Module Mset

Multisets

Multisets are a variant of sets where each element may appear several time. The number of occurrences of a given element is called its multiplicity. For instance, the multiset

        {{ a, a, a, b, c, c }}

has three occurrences of element a, one occurrence of element b, and two occurrence of element c. The size of a multiset is the sum of its multiplicities, here 6.

This module implements a persistent data structure for multisets using bitmaps, for multisets small enough to fit in a single machine integer.

The universe (i.e. the elements that can be stored in the multiset and, for each, its maximal multiplicity) has to be provided upfront. Functions over multisets fail if they are given elements not belonging to the universe, or if the capacity of an element is exceeded.

module type S = sig ... end

Signature of the multiset data type

module type UNIVERSE = sig ... end

The type for the elements

module Make (X : UNIVERSE) : sig ... end

Functor building an implementation of the multiset structure given an element type.

val chars : (char * int) list -> (module S with type elt = char)

Returns a multiset implementation for a universe of characters.
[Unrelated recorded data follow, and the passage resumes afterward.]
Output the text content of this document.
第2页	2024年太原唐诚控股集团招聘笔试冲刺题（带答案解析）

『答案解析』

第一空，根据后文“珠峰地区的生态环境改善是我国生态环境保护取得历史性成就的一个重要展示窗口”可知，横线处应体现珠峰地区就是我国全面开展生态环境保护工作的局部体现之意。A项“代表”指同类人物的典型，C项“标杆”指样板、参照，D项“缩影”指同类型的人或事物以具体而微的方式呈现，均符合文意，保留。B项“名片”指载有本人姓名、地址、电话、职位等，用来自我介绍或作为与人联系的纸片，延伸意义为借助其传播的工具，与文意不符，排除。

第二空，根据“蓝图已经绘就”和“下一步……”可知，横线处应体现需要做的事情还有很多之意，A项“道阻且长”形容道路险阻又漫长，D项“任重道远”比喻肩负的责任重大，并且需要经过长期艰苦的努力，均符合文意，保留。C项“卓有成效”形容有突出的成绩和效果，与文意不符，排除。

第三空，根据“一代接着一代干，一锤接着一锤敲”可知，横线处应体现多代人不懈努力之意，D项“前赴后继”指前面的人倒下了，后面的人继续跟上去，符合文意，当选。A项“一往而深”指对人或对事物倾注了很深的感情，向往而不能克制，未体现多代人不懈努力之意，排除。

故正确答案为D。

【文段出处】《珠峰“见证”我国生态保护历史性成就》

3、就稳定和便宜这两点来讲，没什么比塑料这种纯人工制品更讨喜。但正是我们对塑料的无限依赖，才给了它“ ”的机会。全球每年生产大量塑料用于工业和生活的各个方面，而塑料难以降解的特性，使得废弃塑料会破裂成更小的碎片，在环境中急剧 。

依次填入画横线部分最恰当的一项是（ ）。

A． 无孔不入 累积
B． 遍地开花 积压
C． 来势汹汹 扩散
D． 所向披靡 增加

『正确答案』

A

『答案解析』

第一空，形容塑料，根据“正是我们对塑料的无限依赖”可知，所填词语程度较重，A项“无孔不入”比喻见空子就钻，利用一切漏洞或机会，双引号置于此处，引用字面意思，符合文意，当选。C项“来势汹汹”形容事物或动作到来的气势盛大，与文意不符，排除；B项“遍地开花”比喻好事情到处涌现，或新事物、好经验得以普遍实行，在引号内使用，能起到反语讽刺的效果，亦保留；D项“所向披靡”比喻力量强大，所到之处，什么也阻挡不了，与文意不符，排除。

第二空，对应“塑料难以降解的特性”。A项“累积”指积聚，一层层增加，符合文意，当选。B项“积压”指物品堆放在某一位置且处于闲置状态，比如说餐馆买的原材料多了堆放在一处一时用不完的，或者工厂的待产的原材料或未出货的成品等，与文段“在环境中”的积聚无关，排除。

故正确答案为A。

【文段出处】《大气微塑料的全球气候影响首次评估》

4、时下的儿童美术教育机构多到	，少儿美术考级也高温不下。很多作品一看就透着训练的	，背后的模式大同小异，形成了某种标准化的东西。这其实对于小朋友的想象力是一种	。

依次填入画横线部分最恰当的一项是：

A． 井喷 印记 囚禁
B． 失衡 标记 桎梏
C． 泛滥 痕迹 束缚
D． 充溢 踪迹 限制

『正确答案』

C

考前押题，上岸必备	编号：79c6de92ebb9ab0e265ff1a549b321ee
val of_string : ?filter:(char -> char option) -> string -> (module S with type elt = char)

Returns a multiset implementation for a universe corresponding to the characters of a given string. Characters can be filtered with function filter: a character c is either transformed to another character d with Some d, or filtered out with None. The default filter function ignores blank characters (ASCII codes 9, 10, 12, 13, and 32).

Multisets of uppercase letters (without accents), according to the frequencies of letters in French and English.

module FR : S with type elt = char
module EN : S with type elt = char